Après, la Conférence de Paris de 2015 sur le climat (COP 21) a atteint un accord. Malgré des célébrations, temps plus mauvais était très près.
Meanwhile, however, Donald Trump lost his blatantly hypocritical legal challenge at UK Supreme Court; John Swinney unveiled new budget, with council tax still frozen but a new levy on purchases of second homes; the controversial Beauly to Denny power line became fully operational along its whole length; and the year’s number of illegal migrants into Europe passed one million.
And then it hit again: some areas in Cumbria were flooded for a third time; a week later storm Eva brought floods mainly to Yorkshire and its western neighbours; and the following storm, Frank, targeted primarily Scotland: once again the south, yet this time also the north-east – and in fact almost the whole country.
Some end of the year.
I used to think that those small, remote-controlled, pilotless aeroplanes were only used by the military and by aerobatics enthusiasts who couldn’t, for whatever reason, pilot the real thing. I stand corrected. Apparently, some people can use drones for much, much more amazing things.
(Incidentally, this makes me wonder whether some of the aerial footage I’d seen here and there and thought had been taken from ‘normal’ aeroplaes had actually also been taken using this technology.)

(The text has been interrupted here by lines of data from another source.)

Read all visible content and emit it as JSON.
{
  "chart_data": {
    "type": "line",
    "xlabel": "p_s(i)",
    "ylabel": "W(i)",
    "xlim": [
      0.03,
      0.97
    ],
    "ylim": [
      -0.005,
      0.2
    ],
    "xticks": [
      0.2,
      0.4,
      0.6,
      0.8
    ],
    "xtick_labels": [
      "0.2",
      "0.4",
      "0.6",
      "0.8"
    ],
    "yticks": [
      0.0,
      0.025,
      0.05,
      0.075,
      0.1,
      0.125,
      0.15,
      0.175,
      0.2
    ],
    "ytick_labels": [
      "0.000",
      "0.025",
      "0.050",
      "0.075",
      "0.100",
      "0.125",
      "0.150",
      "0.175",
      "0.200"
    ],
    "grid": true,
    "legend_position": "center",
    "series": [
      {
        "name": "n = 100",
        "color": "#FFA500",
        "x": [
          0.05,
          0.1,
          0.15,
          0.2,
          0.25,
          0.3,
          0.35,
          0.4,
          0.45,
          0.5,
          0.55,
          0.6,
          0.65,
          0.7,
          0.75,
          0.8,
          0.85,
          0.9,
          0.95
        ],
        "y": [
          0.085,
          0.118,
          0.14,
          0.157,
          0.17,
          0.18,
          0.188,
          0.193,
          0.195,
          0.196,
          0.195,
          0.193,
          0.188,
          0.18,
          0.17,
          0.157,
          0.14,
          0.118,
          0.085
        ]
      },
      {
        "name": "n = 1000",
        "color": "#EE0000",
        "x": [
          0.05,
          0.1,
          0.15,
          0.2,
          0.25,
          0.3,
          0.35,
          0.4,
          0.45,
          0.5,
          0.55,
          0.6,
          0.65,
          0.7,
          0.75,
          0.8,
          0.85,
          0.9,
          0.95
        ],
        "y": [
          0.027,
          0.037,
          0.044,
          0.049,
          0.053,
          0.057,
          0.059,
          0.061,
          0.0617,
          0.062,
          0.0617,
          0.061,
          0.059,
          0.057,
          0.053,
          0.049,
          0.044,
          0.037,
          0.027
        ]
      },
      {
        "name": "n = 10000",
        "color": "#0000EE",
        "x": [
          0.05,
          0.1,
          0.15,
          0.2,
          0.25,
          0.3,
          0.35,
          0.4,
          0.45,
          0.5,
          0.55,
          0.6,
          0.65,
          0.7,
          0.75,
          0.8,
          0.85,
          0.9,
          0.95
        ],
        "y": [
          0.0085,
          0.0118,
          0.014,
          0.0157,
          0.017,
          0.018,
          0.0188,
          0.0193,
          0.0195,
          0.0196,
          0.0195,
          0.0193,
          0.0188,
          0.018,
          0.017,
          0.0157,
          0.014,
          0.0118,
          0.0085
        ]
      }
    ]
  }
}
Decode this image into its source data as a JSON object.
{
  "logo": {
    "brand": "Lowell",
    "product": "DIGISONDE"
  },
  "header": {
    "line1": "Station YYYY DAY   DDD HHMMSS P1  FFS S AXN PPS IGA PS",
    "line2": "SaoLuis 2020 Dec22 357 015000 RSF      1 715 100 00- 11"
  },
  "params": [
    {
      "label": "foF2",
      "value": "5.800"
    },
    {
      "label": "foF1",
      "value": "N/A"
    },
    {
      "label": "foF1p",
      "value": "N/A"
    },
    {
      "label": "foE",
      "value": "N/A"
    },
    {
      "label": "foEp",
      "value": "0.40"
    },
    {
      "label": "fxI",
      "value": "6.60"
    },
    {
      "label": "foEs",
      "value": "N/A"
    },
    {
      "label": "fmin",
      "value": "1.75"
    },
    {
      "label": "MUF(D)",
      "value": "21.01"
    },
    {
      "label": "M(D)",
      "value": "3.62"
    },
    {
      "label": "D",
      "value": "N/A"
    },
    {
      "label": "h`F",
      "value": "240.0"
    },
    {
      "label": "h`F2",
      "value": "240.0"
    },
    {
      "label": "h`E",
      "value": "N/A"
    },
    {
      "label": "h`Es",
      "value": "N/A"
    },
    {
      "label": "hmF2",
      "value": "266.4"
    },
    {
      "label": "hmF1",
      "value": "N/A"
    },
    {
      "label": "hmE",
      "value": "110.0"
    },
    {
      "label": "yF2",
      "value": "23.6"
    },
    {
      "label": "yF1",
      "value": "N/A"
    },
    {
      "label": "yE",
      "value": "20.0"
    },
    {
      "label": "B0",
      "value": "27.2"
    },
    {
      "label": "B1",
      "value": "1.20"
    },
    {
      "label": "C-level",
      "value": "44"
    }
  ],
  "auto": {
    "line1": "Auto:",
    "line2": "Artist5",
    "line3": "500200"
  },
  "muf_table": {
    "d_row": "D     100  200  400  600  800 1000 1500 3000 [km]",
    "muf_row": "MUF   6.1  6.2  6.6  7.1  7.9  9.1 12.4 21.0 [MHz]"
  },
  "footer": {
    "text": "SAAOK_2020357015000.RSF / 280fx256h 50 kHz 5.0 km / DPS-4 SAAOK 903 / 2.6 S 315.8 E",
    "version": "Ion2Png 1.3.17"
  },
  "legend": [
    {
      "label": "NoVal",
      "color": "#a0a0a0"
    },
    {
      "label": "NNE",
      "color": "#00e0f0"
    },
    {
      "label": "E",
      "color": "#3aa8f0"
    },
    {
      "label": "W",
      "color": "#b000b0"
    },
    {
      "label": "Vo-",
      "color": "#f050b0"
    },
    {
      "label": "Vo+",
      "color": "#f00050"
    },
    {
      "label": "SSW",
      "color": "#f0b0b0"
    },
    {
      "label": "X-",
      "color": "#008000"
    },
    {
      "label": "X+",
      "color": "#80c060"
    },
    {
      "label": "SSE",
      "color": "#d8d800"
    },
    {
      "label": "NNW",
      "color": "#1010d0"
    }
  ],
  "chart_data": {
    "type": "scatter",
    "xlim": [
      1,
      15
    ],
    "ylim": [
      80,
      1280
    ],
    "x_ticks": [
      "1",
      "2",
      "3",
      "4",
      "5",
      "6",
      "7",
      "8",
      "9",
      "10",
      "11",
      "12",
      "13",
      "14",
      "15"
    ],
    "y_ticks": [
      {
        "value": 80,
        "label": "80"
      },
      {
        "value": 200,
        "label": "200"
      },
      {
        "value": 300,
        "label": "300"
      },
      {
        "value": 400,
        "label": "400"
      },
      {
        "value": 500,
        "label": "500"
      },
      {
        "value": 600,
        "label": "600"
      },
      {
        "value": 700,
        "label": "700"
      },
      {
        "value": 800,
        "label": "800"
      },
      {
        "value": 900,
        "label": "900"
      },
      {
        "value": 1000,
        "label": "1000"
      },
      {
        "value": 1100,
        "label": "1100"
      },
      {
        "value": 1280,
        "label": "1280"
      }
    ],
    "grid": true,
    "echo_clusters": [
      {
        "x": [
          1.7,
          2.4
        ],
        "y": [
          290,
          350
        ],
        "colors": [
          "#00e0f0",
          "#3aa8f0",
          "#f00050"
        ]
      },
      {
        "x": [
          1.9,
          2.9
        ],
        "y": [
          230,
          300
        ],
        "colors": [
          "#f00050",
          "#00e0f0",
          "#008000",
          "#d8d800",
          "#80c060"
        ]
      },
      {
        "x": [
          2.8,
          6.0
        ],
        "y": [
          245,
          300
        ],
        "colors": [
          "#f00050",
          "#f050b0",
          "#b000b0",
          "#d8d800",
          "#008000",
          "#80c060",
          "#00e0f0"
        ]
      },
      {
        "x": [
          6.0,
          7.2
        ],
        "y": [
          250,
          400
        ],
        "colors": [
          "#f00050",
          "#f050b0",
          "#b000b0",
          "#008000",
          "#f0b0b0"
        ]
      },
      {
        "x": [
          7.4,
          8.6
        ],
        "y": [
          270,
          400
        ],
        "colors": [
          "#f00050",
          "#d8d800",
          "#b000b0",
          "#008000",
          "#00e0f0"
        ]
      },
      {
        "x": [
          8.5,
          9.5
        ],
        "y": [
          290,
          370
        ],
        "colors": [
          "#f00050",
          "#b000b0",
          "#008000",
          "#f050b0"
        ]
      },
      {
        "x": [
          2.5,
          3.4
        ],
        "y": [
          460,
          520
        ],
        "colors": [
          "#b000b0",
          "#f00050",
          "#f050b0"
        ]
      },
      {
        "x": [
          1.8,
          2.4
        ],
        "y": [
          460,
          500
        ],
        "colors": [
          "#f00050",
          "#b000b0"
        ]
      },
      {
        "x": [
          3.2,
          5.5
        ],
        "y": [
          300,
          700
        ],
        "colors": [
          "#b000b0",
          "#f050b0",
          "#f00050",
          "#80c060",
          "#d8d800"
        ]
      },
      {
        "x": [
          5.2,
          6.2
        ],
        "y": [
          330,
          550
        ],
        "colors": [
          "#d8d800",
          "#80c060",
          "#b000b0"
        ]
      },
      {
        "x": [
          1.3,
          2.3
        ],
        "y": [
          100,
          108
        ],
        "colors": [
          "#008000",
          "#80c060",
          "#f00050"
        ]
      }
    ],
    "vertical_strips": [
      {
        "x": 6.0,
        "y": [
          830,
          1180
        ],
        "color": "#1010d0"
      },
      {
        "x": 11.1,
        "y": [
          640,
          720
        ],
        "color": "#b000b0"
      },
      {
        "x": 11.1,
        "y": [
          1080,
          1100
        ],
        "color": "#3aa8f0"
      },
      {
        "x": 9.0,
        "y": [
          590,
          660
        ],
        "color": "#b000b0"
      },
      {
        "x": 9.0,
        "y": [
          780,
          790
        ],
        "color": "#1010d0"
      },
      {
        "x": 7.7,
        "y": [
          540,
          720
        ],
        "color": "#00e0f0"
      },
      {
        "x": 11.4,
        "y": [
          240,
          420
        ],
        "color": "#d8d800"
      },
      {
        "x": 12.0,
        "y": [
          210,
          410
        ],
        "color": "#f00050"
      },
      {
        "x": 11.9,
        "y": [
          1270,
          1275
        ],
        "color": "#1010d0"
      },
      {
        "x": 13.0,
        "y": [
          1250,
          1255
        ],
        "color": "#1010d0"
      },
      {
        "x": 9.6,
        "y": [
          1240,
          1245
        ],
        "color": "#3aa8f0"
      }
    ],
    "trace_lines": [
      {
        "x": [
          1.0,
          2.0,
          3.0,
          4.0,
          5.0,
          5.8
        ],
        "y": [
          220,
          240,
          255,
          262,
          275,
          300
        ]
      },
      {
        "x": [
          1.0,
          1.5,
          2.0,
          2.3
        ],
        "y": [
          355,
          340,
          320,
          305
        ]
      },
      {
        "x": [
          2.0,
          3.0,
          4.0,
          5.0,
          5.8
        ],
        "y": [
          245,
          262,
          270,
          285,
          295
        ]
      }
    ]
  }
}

I’ve mentioned before that the ‘Country diary’ section in The Guardian is usually good, often very good; occasionally they publish something simply splendid. In summer it was John Gilbey’s Too cold for the badgers to come out; autumn was best represented by this piece:
Paul Evans: Leaves turning fiery like metal blades in a forge
If you think you can’t blend nature observation, school biology, nostalgic sentiment and philosophy, all in just seven paragraphs, and make it mellifluous instead of discordant, think again.